Liturgia do abraço
Hoje à noite todos precisaremos de um abraço. Como quem chega da jornada de um luto, de um desabamento. Ou parte numa caravela rumo aos mistérios do Mar Oceano. Até esse dia beira urnas vivemos estrada íngreme, cheia de abismos. Aqui chegamos exaustos. Houve sustos, houve insultos e enxurradas de mágoa. Muitos mudaram o voto diversas vezes. Porque todo mundo intuiu que desta vez é diferente. Não é só mais uma eleição. Queríamos um salto para o futuro, mas as principais escolhas dadas parecem todas ser formas de retrocesso, um túnel para o passado. Foi-se o conforto de votar com a alegria juvenil da esperança, como já aconteceu antes. Alegria e esperança de antes foram traídas, esmagadas, e ficamos machucados. Morreram todas as ilusões. Por isso, todos temos mares de dúvidas no cérebro. Muitos tinham uma certeza há um mês atrás, que virou interrogação nessa noite.
O voto será uma tentativa de acerto. Alcançar um alvo com olhos fechados. Votar quase como quem faz difícil prova de física. Andar sobre fio de navalha em cima de uma pirambeira. Precisamos chegar ao outro lado. Porque esse voto provavelmente será cobrado daqui a 50 anos. O que fez você naquela eleitoral primavera do ano da Graça de 2018? Qual a resposta para este dilema, meu Deus? Porque há rancor nessa eleição. Gente muito machucada pelo PT, gente muito machucada pelo Bolsonaro. E os feridos pelos dois polos, por todos os poros. Gente que gostaria muito de votar a favor de algo, de uma paixão, certas verdades, um cado de sonho, mas tanto perdeu, tanto padeceu, machucou-se, que teve que acatar entrincheirar-se num voto, se defender. Do esmagamento pela corrupção e frouxidão moral, ou do esmagamento pela injúria e louvação da ditadura. E para isso, se votará contra o que mais se abomina em favor do que apavora um pouco menos. Contra o que mais lhe incomoda a alma, seja a corrupção traidora, sejam os verbos da injúria, seja o caminhão das mentiras.
Tanto ódio envenenou o país. Muitos até conseguimos não odiar. Mas ninguém conseguiu não ser odiado, ou ao menos não ser injustamente repreendido, por alguém que não calça nossos sapatos, nunca sentiu nossas dores, nem vive nossos receios. E isso nos machucou. Por isso precisamos de um abraço. Já houve muita aridez nessa campanha, desertos demais, xingamentos em excesso. Precisamos de um abraço porque hoje é uma véspera difícil.
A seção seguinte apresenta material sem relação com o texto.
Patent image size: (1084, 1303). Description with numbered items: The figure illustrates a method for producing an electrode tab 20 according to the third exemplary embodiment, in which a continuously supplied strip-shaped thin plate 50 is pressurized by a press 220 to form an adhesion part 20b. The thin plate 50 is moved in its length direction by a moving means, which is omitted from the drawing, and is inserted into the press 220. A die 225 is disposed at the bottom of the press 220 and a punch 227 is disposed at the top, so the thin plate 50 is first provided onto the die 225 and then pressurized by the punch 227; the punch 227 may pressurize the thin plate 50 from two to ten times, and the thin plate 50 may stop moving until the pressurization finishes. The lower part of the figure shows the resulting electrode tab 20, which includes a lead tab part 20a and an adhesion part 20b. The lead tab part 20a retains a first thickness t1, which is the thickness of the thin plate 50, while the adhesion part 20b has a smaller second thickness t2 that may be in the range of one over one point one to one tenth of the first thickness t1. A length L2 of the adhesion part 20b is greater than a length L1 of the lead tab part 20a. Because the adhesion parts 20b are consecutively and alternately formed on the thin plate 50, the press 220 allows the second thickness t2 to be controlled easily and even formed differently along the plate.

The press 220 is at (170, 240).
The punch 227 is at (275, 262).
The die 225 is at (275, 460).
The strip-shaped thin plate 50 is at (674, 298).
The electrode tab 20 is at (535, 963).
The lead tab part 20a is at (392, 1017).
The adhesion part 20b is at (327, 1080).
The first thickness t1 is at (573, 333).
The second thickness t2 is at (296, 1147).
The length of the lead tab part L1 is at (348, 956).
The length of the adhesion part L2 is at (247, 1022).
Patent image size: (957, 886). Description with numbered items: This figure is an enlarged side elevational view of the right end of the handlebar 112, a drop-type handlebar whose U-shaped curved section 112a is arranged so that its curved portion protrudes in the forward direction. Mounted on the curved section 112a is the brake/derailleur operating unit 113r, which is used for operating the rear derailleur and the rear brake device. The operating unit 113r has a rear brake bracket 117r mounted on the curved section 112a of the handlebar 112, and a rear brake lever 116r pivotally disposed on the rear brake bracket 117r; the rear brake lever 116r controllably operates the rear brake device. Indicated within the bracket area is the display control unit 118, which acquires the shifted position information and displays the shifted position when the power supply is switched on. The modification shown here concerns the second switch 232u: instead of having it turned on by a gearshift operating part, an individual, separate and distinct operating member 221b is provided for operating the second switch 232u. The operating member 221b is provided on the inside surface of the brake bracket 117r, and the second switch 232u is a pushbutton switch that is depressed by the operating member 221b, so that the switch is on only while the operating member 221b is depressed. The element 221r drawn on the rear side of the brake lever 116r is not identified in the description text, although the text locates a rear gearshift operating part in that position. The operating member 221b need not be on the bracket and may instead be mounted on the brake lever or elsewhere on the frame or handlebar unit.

Na liturgia católica, as Vésperas, ou Liturgia das Horas, se abrem com a invocação: “Deus, vinde em nosso auxílio”. E hoje eu sei que Brasil afora, católicos ou não, vão elevar os olhos para os montes dos salmos e fazendo tais orações de socorro. Porque há um desconforto físico, um peso psicológico, um cilício apertando os pulmões de quem olha o dia de amanhã. Ele é uma incógnita cujas respostas não parecem nem um pouco alvissareiras. Levante, então, nesse domingo e clame aos céus por claridão. Caminhe firme até a urna e faça o teu voto. E depois ponha os joelhos sobre a bandeira verde-amarela esticada no chão e rogue a Deus por luz para o nosso futuro.
Com abraço e prece, eu quero crer que viveremos. Superaremos, venha o que vier. Passamos já tempos difíceis nesse país. Ditadura, hiperinflação, desmandos petistas, Collor, Dilma, Temer. E estamos aqui, ainda em pé. Nos caberá a vigilância democrática para que nada desande. E um pouco de ternura. Esperança. Como disse noutra crônica, aos moderados caberá moderar. Receba meu abraço.